In “Contested Science in the Media: Linguistic Traces of News Writers’ Framing Activity” by Trine Dahl, Dahl compares and contrasts the framing methods used in six different news articles writing about the same subject on research from Nature regarding the geoengineering of the ocean with iron to increase algae and plankton growth which would, in turn, reduce carbon dioxide in the atmosphere.
Dahl’s argument is that the writers of the articles use framing methods such as “frame setting,” which is the personal interpretation of the issue, and “frame sending,” the relaying interpretations by various public actors that are not writer themselves. The ultimate conclusion is that based on the rhetoric that these writers use, they are indeed actively using these framing methods—a mix of both according to Dahl’s research—and that the lens in which each of the article was written under was not an arbitrary opinion.

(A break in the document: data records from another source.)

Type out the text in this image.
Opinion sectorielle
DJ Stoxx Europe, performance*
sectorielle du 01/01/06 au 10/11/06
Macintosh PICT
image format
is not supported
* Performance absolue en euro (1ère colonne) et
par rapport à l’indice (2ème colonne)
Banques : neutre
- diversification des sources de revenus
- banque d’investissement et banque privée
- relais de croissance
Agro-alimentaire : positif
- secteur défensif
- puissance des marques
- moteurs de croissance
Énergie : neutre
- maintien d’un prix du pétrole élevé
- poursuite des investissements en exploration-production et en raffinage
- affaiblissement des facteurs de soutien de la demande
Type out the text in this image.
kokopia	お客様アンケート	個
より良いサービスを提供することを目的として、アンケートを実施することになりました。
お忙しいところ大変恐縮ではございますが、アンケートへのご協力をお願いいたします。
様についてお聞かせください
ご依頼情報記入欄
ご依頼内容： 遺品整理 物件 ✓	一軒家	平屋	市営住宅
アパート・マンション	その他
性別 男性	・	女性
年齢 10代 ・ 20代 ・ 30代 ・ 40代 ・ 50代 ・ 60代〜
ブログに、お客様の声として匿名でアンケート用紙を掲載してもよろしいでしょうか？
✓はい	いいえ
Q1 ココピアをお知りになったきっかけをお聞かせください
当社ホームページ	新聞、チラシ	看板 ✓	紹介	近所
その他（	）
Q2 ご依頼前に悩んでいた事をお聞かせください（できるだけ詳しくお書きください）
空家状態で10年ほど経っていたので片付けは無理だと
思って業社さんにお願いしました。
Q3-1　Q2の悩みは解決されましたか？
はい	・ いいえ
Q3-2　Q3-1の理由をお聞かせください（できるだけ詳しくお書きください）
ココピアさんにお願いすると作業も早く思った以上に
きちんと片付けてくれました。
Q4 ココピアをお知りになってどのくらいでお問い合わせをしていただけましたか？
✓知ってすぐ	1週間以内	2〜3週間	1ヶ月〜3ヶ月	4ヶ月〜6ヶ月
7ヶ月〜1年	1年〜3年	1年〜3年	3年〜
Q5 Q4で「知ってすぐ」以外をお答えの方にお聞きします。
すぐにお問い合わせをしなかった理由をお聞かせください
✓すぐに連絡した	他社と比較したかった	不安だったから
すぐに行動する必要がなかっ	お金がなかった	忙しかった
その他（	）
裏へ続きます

I don’t see myself recommended this article to my fellow peers. It was only mildly interesting and I was a little disappointed myself in the ways in which the arguments were framed, discussed and concluded upon. The conclusion Dahl came to was nothing paramount or ground-breaking either. We all know that media and news have been framed and have had biases for decades, and I was hoping Dahl would give us more insight as to how the rhetoric that outlets use influences framing/how effective are they. I also don’t think this information would be terribly beneficial from a teaching standpoint. While I do see the validity in students learning that what they consume through the media isn’t completely neutral, I think for the purposes of a comp class that doesn’t necessarily fit the content. (I can see arguments against that, though.) Furthermore, I feel that there are better texts out there that could teach students rhetoric strategies in their writing as well as understanding how it works in other writings, rather than just looking at other writing and trying to discern what’s happening there.